An 81 year-old man presented to hospital with five days of short-term memory loss and irritability. He was noted to remember 0 out of 3 objects on delayed recall and was only oriented to self, otherwise neurologic and physical exam was unremarkable. Labs were significant for serum sodium of 125 millimoles/liter, urine sodium of 88 millimoles/liter and urine osmolality of 770 milliosmoles/liter. Non-contrast head CT was unremarkable.
Despite improvement in hyponatremia with fluid restriction, patient’s cognitive impairment remained unchanged. Cerebrospinal fluid (CSF) cell count, protein and glucose were within normal limits. A Brain MRI demonstrated T2/FLAIR signal hyperintensities in the left hippocampus, parahippocampal gyrus and left uncus. Serum antibodies were positive for anti-voltage gated potassium channel (VGKC) antibodies. CSF Herpes Simplex polymerase chain reaction testing was negative.
A diagnosis of VGKC antibody-associated limbic encephalitis was made. Patient was started on intravenous methylprednisolone and was transitioned to oral prednisone on discharge from the hospital. CT of the chest, abdominal, and pelvis was performed to rule out paraneoplastic disease and was negative.
A repeat brain MRI 1 month later showed decreased T2 signal and mass effect of the left hippocampus/parahippocampal gyrus, suggesting decreased/resolving limbic encephalitis. Patient’s cognitive impairments improved over 3 months on chronic steroid treatment.
Discussion:
Limbic encephalitis refers to inflammation in limbic system with autoantibodies directed against neurons and manifests as short-term memory deficits, cognitive impairment, and mood changes.1 Limbic encephalitis has been mostly associated with malignancy, but various forms of non-paraneoplastic limbic encephalitis have been recognized in the past decade.1 VGKC antibody encephalitis typically presents in patients without cancer and targets leucine-rich glioma inactivated 1 protein, affecting neuronal activity.2,3 It has also been associated with hyponatremia in some case reports.2,4 Treatment can be attempted with steroids, intravenous immunoglobulin, plasma exchange or other immunosuppressants.5
Conclusions:
There is a growing recognition of non-paraneoplastic limbic encephalitis. In the setting of a compatible clinical syndrome of limbic encephalitis with no evidence of infection or malignancy, testing for autoantibodies should be considered in consultation with a neurologist.
References:
1. Buckley C, Oger J, Clover L, et al. Potassium channel antibodies in two patients with reversible limbic encephalitis. Ann Neurol. 2001;50(1):73-8. doi:10.1002/ana.1097.

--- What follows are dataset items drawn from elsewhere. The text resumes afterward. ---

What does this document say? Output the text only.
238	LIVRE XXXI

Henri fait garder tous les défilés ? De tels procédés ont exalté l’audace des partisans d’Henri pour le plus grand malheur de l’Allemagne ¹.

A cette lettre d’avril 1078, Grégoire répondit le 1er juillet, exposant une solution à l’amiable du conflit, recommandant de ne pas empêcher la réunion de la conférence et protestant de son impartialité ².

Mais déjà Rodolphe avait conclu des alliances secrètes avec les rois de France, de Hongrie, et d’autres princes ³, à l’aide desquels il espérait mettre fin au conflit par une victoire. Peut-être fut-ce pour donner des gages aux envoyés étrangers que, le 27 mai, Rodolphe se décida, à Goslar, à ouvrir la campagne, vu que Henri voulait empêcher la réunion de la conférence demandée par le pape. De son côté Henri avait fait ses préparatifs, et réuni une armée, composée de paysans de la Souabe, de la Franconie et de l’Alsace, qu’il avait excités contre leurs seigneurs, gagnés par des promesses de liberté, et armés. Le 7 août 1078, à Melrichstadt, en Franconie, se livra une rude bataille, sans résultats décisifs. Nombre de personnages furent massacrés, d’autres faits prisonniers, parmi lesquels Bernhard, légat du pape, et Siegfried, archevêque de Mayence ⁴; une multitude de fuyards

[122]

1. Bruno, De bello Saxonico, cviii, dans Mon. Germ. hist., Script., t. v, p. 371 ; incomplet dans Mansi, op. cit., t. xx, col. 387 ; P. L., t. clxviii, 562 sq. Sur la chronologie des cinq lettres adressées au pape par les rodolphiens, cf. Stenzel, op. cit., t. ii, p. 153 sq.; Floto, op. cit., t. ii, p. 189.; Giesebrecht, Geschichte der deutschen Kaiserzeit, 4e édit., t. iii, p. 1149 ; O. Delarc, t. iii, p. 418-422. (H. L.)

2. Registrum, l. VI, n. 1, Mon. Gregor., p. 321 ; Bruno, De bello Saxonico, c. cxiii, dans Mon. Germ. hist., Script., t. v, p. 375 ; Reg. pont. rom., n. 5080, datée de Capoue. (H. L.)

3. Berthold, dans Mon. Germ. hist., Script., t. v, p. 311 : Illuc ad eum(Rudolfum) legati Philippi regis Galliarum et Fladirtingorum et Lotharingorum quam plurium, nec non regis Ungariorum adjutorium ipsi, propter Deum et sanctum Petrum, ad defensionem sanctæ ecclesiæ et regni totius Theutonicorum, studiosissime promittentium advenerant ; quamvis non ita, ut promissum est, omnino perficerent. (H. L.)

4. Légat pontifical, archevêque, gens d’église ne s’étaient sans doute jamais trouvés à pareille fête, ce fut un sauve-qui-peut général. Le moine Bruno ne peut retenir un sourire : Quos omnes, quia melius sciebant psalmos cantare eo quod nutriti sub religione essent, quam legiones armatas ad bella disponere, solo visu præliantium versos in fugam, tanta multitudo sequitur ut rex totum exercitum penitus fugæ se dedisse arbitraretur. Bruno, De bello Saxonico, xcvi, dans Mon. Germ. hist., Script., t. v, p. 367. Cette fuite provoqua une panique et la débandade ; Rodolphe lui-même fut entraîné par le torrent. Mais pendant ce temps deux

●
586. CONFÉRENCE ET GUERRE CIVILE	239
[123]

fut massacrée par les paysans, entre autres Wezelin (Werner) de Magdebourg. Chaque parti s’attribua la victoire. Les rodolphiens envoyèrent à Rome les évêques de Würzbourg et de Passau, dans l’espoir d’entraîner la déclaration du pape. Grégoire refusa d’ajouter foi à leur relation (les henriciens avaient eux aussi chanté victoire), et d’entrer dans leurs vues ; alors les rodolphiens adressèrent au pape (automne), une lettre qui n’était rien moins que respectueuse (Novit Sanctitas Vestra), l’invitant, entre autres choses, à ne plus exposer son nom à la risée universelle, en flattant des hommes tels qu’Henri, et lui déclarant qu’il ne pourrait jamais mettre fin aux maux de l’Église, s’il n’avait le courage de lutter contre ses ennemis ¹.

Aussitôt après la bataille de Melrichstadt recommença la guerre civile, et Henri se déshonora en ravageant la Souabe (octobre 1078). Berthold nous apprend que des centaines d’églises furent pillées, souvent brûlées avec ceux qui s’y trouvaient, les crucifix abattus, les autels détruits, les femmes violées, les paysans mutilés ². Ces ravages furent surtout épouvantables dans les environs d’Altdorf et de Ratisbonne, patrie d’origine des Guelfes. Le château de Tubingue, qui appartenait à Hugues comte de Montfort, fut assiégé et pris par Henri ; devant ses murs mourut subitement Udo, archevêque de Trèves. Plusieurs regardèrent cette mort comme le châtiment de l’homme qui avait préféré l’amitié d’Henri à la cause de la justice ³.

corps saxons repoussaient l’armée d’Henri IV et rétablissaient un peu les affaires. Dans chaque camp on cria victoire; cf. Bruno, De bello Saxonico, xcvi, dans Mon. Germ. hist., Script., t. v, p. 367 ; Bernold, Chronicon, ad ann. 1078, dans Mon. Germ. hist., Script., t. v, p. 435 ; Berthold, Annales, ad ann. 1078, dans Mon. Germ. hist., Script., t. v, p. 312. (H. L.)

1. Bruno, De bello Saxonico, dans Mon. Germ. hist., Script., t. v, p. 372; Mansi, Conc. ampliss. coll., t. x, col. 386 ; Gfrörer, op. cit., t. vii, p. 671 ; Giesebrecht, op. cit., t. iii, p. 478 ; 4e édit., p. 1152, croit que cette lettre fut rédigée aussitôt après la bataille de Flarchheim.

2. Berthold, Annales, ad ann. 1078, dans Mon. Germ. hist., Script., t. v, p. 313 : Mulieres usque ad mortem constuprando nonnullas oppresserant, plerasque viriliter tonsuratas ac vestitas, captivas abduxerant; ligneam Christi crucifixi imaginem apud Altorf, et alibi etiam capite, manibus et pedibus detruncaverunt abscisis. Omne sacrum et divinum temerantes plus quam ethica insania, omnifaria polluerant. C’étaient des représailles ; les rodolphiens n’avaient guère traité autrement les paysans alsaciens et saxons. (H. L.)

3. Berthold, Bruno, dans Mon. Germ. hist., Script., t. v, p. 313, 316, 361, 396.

2. Harrower T, Foltynie T, Kartsounis L, et al. A case of voltage-gated potassium channel antibody-related limbic encephalitis. Nat Clin Pract Neurol.2006;2(6):339-43. doi:10.1038/ncpneuro0194.
3. Lai M, Huijbers MG, Lancaster E, et al. Investigation of LGI1 as the antigen in limbic encephalitis previously attributed to potassium channels: a case series. Lancet Neurol. 2010;9(8):776-85. doi:10.1016/S1474-4422(10)70137-X.
4. Saleem A, Sophia R. Voltage-gated potassium channel antibody-associated limbic encephalitis. Age Ageing. 2014;43(4):583-5. doi: 10.1093/ageing/afu064.
5. Radja GK, Cavanna AE. Treatment of VGKC complex antibody-associated limbic encephalitis: a systematic review. J Neuropsychiatry Clin Neurosci. 2013;25(4):264-71. doi: 10.1176/appi.neuropsych.13020022.